The Videographic Essay: Practice and Pedagogy

Videographic Trailers

This assignment transformed the most over the multiple workshops. For the first year, we asked the participants to produce a sixty- to ninety-second ‘alternative’ trailer with the following constraints: the videos should use precisely three on-screen titles consisting of no more than five words each; and the videos should include at least three different transitions in addition to straight cuts. Further, each participant received one additional parameter from among these: all images must be of characters in motion; no close-ups of people, only objects; no shots using camera movement; shots can include no more than one person. The goal was to encourage the production of trailers which did not focus on story—which were not a narrative ‘preview’ of the film in question—but rather which highlighted other aspects of the film, such as its visual and aural patterns or its tone. The results were decidedly mixed, with some of the best trailers included below.
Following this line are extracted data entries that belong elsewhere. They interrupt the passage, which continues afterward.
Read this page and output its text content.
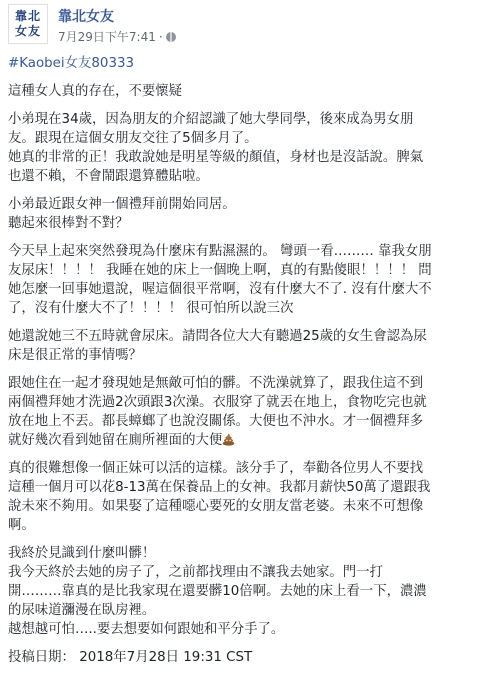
靠北
女友
靠北女友
7月29日下午7:41 ·
#Kaobei女友80333
這種女人真的存在，不要懷疑
小弟現在34歲，因為朋友的介紹認識了她大學同學，後來成為男女朋
友。跟現在這個女朋友交往了5個多月了。
她真的非常的正！我敢說她是明星等級的顏值，身材也是沒話說。脾氣
也還不賴，不會鬧跟還算體貼啦。
小弟最近跟女神一個禮拜前開始同居。
聽起來很棒對不對？
今天早上起來突然發現為什麼床有點濕濕的。 彎頭一看……… 靠我女朋
友尿床！！！！ 我睡在她的床上一個晚上啊，真的有點傻眼！！！！ 問
她怎麼一回事她還說，喔這個很平常啊，沒有什麼大不了. 沒有什麼大不
了，沒有什麼大不了！！！！ 很可怕所以說三次
她還說她三不五時就會尿床。請問各位大大有聽過25歲的女生會認為尿
床是很正常的事情嗎？
跟她住在一起才發現她是無敵可怕的髒。不洗澡就算了，跟我住這不到
兩個禮拜她才洗過2次頭跟3次澡。衣服穿了就丟在地上，食物吃完也就
放在地上不丟。都長蟑螂了也說沒關係。大便也不沖水。才一個禮拜多
就好幾次看到她留在廁所裡面的大便
真的很難想像一個正妹可以活的這樣。該分手了，奉勸各位男人不要找
這種一個月可以花8-13萬在保養品上的女神。我都月薪快50萬了還跟我
說未來不夠用。如果娶了這種噁心要死的女朋友當老婆。未來不可想像
啊。
我終於見識到什麼叫髒！
我今天終於去她的房子了，之前都找理由不讓我去她家。門一打
開………靠真的是比我家現在還要髒10倍啊。去她的床上看一下，濃濃
的尿味道瀰漫在臥房裡。
越想越可怕…..要去想要如何跟她和平分手了。
投稿日期： 2018年7月28日 19:31 CST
For future workshops, we revised the assignment to create videographic Abstract Trailers. This form asked participants to consider features of both the scholarly abstract (subject and critical approach) and the motion picture trailer (style and tone). One key goal of this video, as with a movie preview, was to make others want to see your final project. We asked participants to spend the weekend producing an abstract trailer, lasting no more than two minutes, of their final videographic project. These videos proved to be more successful and helped set participants up to succeed on their final video essays.